I have a dataframe with the following columns:
name, date, day_index, value
I want to add a 4th column to the same dataframe which is the exponentially weighted moving average of the 3rd column (value) for each name, sorted by first date and then day_index. I can generate this as a series using the following code.
df.sort_values(['date','day_index'],inplace=True)
ecw_series = df.groupby('name').apply(lambda x:
x["value"].ewm(halflife=2).mean())
However, if I try and directly add this to the original dataframe, I get the following error:
df['ecw'] = df.groupby('name').apply(lambda x:
x["value"].ewm(halflife=2).mean())
incompatible index of inserted column with frame index
And if I try and merge the series with the dataframe I get the following error:
df['index'] = df.index
df = df.merge(ecw_series, left_on=['name','index'],right_index=True)

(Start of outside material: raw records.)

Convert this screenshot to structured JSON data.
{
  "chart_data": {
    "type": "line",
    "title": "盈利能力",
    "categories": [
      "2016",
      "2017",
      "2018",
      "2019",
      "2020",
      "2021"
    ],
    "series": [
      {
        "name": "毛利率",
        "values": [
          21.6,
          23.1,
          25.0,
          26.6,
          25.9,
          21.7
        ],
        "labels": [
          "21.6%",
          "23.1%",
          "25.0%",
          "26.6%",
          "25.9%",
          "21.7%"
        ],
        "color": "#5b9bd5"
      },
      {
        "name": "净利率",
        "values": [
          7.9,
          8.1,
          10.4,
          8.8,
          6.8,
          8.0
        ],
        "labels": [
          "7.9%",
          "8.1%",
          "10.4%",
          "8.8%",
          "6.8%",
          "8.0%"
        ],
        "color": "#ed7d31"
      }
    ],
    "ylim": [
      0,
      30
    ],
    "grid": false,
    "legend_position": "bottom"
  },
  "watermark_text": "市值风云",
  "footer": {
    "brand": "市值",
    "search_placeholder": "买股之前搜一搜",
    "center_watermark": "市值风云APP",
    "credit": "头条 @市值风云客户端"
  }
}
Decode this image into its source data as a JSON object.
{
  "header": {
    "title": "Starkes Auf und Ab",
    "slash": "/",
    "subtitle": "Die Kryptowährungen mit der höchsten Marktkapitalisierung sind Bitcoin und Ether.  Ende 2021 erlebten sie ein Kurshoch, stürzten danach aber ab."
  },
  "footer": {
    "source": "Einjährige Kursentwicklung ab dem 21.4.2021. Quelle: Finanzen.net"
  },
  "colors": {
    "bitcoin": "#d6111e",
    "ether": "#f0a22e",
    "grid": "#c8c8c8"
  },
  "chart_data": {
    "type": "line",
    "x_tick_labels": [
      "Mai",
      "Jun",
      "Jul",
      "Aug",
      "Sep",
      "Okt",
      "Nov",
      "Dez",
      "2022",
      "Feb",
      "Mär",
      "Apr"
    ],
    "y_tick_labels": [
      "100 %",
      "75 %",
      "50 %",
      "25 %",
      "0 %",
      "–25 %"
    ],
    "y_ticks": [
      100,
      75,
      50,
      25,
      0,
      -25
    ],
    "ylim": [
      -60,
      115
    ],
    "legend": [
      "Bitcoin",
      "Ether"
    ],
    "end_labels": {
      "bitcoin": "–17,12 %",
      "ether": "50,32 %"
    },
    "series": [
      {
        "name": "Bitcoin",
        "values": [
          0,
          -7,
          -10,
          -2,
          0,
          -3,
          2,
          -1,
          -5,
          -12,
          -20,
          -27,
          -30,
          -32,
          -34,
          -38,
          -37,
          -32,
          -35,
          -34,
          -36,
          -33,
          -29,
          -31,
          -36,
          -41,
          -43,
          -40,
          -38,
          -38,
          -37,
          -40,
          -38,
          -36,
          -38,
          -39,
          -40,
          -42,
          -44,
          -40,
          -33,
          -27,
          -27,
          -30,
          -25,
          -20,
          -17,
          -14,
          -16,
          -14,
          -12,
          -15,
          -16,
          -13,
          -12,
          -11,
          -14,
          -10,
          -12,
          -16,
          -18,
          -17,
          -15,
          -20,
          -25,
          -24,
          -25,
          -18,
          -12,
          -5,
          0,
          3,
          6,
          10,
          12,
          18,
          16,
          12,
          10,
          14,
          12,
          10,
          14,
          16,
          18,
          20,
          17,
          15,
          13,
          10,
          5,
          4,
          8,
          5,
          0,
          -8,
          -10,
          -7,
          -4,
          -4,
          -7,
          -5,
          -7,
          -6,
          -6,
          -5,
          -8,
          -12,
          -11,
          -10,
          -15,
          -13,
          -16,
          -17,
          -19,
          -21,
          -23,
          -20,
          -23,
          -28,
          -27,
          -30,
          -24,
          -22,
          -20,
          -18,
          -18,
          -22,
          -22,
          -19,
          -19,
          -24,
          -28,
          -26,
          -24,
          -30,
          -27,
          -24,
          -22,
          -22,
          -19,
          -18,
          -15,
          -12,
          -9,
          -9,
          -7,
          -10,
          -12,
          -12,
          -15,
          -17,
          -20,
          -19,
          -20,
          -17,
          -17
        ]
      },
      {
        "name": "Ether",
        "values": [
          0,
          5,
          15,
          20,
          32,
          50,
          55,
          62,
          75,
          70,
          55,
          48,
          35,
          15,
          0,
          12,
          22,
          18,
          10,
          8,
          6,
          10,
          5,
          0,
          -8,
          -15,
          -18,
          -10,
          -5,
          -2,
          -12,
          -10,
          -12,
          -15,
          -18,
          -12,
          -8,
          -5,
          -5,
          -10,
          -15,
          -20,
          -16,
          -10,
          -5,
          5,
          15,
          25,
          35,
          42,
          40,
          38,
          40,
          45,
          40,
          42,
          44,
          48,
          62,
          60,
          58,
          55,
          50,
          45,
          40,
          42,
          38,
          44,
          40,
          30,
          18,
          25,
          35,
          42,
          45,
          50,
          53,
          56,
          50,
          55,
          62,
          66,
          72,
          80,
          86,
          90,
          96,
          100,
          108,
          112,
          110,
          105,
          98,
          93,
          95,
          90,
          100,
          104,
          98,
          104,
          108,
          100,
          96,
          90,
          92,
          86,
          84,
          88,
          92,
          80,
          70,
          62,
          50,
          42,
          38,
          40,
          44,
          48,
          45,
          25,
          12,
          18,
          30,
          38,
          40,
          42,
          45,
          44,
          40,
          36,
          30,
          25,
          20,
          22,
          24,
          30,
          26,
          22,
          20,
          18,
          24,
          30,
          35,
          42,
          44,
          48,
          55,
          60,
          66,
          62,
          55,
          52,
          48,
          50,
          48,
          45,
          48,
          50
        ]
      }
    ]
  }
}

can not merge DataFrame with instance of type <class
'pandas.core.series.Series'
At this point, I was considering converting the series to a dataframe, and then merging. But I am sure there must be a better way.
The following approach works:
df['ecw'] = model_df.groupby('name')['value'].apply(lambda x:
x.ewm(halflife=2).mean())
I am still slightly confused by why you cannot reference the 'value' column within the Lambda function.